RLS Framework with Segmentation of the Forgetting Profile and Low Rank Updates

TL;DR

The paper addresses the slow adaptation and numerical conditioning issues of classic Recursive Least Squares with infinite memory by introducing a segmented forgetting profile within a finite moving window. The approach combines low rank updates with a generalized matrix inversion lemma to perform efficient updates that balance rapid response and conditioning, controlled by parameters $\beta$, $\lambda$, $m$, and $p$. The authors demonstrate improved estimation accuracy and stability on low resolution daily temperature data, including better first harmonic estimation and a 30‑day forecast with tight confidence intervals.
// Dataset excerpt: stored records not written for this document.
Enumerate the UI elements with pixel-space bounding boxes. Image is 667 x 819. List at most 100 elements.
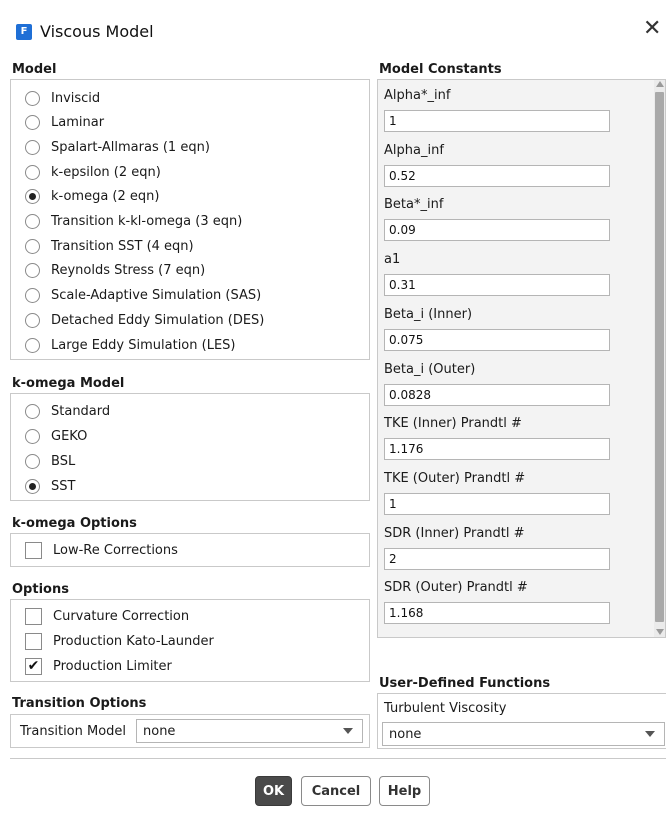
radio-unselected-icon[interactable]: [25, 337, 40, 353]
option-label: Scale-Adaptive Simulation (SAS): [51, 288, 262, 304]
radio-unselected-icon[interactable]: [25, 238, 40, 254]
checkbox-label: Production Kato-Launder: [53, 633, 214, 649]
radio-unselected-icon[interactable]: [25, 214, 40, 229]
option-label: Detached Eddy Simulation (DES): [51, 312, 265, 328]
scroll-down-arrow-icon[interactable]: [656, 629, 664, 635]
radio-unselected-icon[interactable]: [25, 115, 40, 131]
checkbox-low-re-corrections[interactable]: Low-Re Corrections: [25, 538, 178, 562]
radio-unselected-icon[interactable]: [25, 403, 40, 419]
constants-scrollbar[interactable]: [654, 80, 665, 637]
model-option-spalart-allmaras-1-eqn[interactable]: Spalart-Allmaras (1 eqn): [25, 135, 210, 159]
komega-model-option-sst[interactable]: SST: [25, 474, 75, 498]
ok-button[interactable]: OK: [255, 776, 292, 806]
model-option-large-eddy-simulation-les[interactable]: Large Eddy Simulation (LES): [25, 333, 235, 357]
chevron-down-icon: [645, 731, 655, 737]
komega-options-section-label: k-omega Options: [12, 516, 137, 531]
option-label: Inviscid: [51, 90, 101, 106]
constant-label-alpha-inf: Alpha*_inf: [384, 88, 451, 103]
transition-model-label: Transition Model: [20, 724, 127, 739]
constant-input-tke-outer-prandtl[interactable]: 1: [384, 492, 610, 515]
constant-input-beta-inf[interactable]: 0.09: [384, 219, 610, 242]
radio-unselected-icon[interactable]: [25, 312, 40, 328]
turbulent-viscosity-value: none: [389, 726, 422, 742]
radio-unselected-icon[interactable]: [25, 428, 40, 444]
constant-input-beta-i-outer[interactable]: 0.0828: [384, 383, 610, 406]
option-label: k-epsilon (2 eqn): [51, 164, 161, 180]
option-label: Large Eddy Simulation (LES): [51, 337, 236, 353]
checkbox-unchecked[interactable]: [25, 632, 42, 650]
radio-dot-icon: [29, 482, 36, 490]
radio-unselected-icon[interactable]: [25, 453, 40, 469]
constant-input-beta-i-inner[interactable]: 0.075: [384, 328, 610, 351]
constant-label-alpha-inf: Alpha_inf: [384, 142, 444, 158]
transition-options-section-label: Transition Options: [12, 696, 147, 711]
window-title: Viscous Model: [40, 22, 154, 41]
model-option-k-omega-2-eqn[interactable]: k-omega (2 eqn): [25, 185, 159, 209]
radio-dot-icon: [29, 193, 36, 201]
checkbox-production-limiter[interactable]: ✔ Production Limiter: [25, 654, 172, 678]
option-label: Transition SST (4 eqn): [51, 238, 194, 254]
transition-model-value: none: [143, 723, 176, 739]
checkbox-curvature-correction[interactable]: Curvature Correction: [25, 604, 189, 628]
model-option-scale-adaptive-simulation-sas[interactable]: Scale-Adaptive Simulation (SAS): [25, 284, 261, 308]
cancel-button[interactable]: Cancel: [301, 776, 371, 806]
chevron-down-icon: [343, 728, 353, 734]
option-label: Spalart-Allmaras (1 eqn): [51, 139, 210, 155]
checkmark-icon: ✔: [27, 658, 40, 674]
close-icon[interactable]: ✕: [643, 18, 661, 40]
transition-model-select[interactable]: none: [136, 719, 363, 743]
option-label: k-omega (2 eqn): [51, 189, 160, 205]
radio-unselected-icon[interactable]: [25, 139, 40, 155]
constant-label-tke-inner-prandtl: TKE (Inner) Prandtl #: [384, 416, 522, 432]
option-label: Standard: [51, 403, 111, 419]
model-option-k-epsilon-2-eqn[interactable]: k-epsilon (2 eqn): [25, 160, 161, 184]
model-option-transition-k-kl-omega-3-eqn[interactable]: Transition k-kl-omega (3 eqn): [25, 210, 242, 234]
model-section-label: Model: [12, 62, 57, 77]
model-option-inviscid[interactable]: Inviscid: [25, 86, 100, 110]
option-label: SST: [51, 478, 76, 494]
komega-model-option-geko[interactable]: GEKO: [25, 424, 87, 448]
udf-section-label: User-Defined Functions: [379, 676, 551, 691]
radio-unselected-icon[interactable]: [25, 288, 40, 304]
model-constants-panel: Alpha*_inf 1 Alpha_inf 0.52 Beta*_inf 0.09 a1 0…: [377, 79, 666, 638]
constant-label-sdr-outer-prandtl: SDR (Outer) Prandtl #: [384, 580, 528, 596]
constant-label-beta-i-outer: Beta_i (Outer): [384, 361, 476, 377]
option-label: BSL: [51, 453, 76, 469]
checkbox-production-kato-launder[interactable]: Production Kato-Launder: [25, 629, 214, 653]
option-label: Reynolds Stress (7 eqn): [51, 263, 206, 279]
checkbox-label: Low-Re Corrections: [53, 542, 178, 558]
checkbox-unchecked[interactable]: [25, 607, 42, 625]
komega-model-option-bsl[interactable]: BSL: [25, 449, 75, 473]
turbulent-viscosity-label: Turbulent Viscosity: [384, 701, 507, 716]
constant-input-sdr-inner-prandtl[interactable]: 2: [384, 547, 610, 570]
constant-label-beta-inf: Beta*_inf: [384, 197, 444, 213]
radio-unselected-icon[interactable]: [25, 263, 40, 279]
constant-input-tke-inner-prandtl[interactable]: 1.176: [384, 438, 610, 461]
model-option-transition-sst-4-eqn[interactable]: Transition SST (4 eqn): [25, 234, 194, 258]
help-button[interactable]: Help: [379, 776, 430, 806]
radio-selected-icon[interactable]: [25, 478, 40, 494]
radio-unselected-icon[interactable]: [25, 90, 40, 106]
scroll-thumb[interactable]: [655, 92, 664, 622]
radio-selected-icon[interactable]: [25, 189, 40, 205]
model-option-detached-eddy-simulation-des[interactable]: Detached Eddy Simulation (DES): [25, 308, 264, 332]
model-option-reynolds-stress-7-eqn[interactable]: Reynolds Stress (7 eqn): [25, 259, 205, 283]
constant-input-alpha-inf[interactable]: 1: [384, 110, 610, 132]
constant-input-a1[interactable]: 0.31: [384, 274, 610, 297]
constant-input-alpha-inf[interactable]: 0.52: [384, 164, 610, 187]
checkbox-unchecked[interactable]: [25, 541, 42, 559]
checkbox-label: Curvature Correction: [53, 608, 190, 624]
radio-unselected-icon[interactable]: [25, 164, 40, 180]
model-option-laminar[interactable]: Laminar: [25, 111, 104, 135]
komega-model-option-standard[interactable]: Standard: [25, 399, 110, 423]
option-label: Laminar: [51, 115, 105, 131]
checkbox-label: Production Limiter: [53, 658, 172, 674]
footer-divider: [10, 758, 666, 759]
checkbox-checked[interactable]: ✔: [25, 657, 42, 675]
constant-label-a1: a1: [384, 252, 401, 268]
scroll-up-arrow-icon[interactable]: [656, 81, 664, 87]
model-constants-section-label: Model Constants: [379, 62, 502, 77]
option-label: GEKO: [51, 428, 88, 444]
constant-input-sdr-outer-prandtl[interactable]: 1.168: [384, 602, 610, 625]
turbulent-viscosity-select[interactable]: none: [382, 722, 665, 746]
This framework enables incorporation of prior signal characteristics into RLS estimates, offering a practical tool for robust online system identification and time series forecasting in nonstationary environments.

Abstract

This report describes a new regularization approach based on segmentation of the forgetting profile in sliding window least squares estimation. Each segment is designed to enforce specific desirable properties of the estimator such as rapidity, desired condition number of the information matrix, accuracy, numerical stability, etc. The forgetting profile is divided in three segments, where the speed of estimation is ensured by the first segment, which employs rapid exponential forgetting of recent data.The second segment features a decline in the profile and marks the transition to the third segment, characterized by slow exponential forgetting to reduce the condition number of the information matrix using more distant data. Condition number reduction mitigates error propagation, thereby enhancing accuracy and stability. This approach facilitates the incorporation of a priori information regarding signal characteristics (i.e., the expected behavior of the signal) into the estimator. Recursive and computationally efficient algorithm with low rank updates based on new matrix inversion lemma for moving window associated with this regularization approach is developed. New algorithms significantly improve the approximation accuracy of low resolution daily temperature measurements obtained at the Stockholm Old Astronomical Observatory, thereby enhancing the reliability of temperature predictions.

Figures (4)

• Figure 1: The Figure shows the forgetting profile in the moving window of the size $w$ segmented by red, green and blue lines (RGB lines). The rapidity of estimation is guaranteed by rapid exponential forgetting with small forgetting factor $\beta = 0.92$ associated with the red line (red segment). Such rapid forgetting over the whole window implies ill-conditioning of the information matrix, see red dashed line. Reduction of the condition number is associated with the blue line and the forgetting factor $\lambda = 0.96$. The resulting profile is segmented by the red segment, drop (with the magnitude determined by a positive integer $m$) which is plotted with the green line and blue segment with larger forgetting factor. Past data (associated with blue segment) forms the basis for reduction of the condition number of the information matrix and the variances of parameter estimates, while rapidity is achieved by fast forgetting of recent measurements.
• Figure 2: Comparison of the approximation performance of segmented and exponential forgetting profiles in moving window of the size $w=400$ is shown in this Figure. Daily temperature measurements are plotted with the blue line. The output of the RLS algorithm with rank two updates and $\lambda = 0.99$ is plotted with the black line. The output of RLS algorithm with segmented profile and rank four updates, designed for $p=1$, $\beta = 0.89$, $\lambda = 0.99$, $m=250$ (see Figure \ref{['figseg1']}) is plotted with the red line. Histograms of approximation errors are presented in Figure \ref{['figm1']}. Estimates of the first harmonics are plotted with magenta and green lines for exponential and segmented profiles respectively.
• Figure 3: Histogram of the approximation error for the exponential forgetting profile is plotted with the blue color, and the histogram of the approximation error for the segmented forgetting profile is plotted with the red color. Approximation performance is significantly improved via segmentation of the profile.
• Figure 4: The Figure shows the $30$ days temperature forecast based on prediction of the first harmonic and three sigma confidence interval with estimation of the variance in moving window. It is shown that the seasonal trend can be very well predicted using estimate of the first harmonic of low resolution daily temperature measurements. The prediction estimates the mean, maximum, and minimum temperature values projected 30 days ahead. The accuracy of the prediction is assessed by checking if the actual temperature measurements lie within the confidence intervals established around the predicted first harmonic values. Most observed temperature measurements fall within the confidence intervals of the first harmonic predictions, confirming their reliability.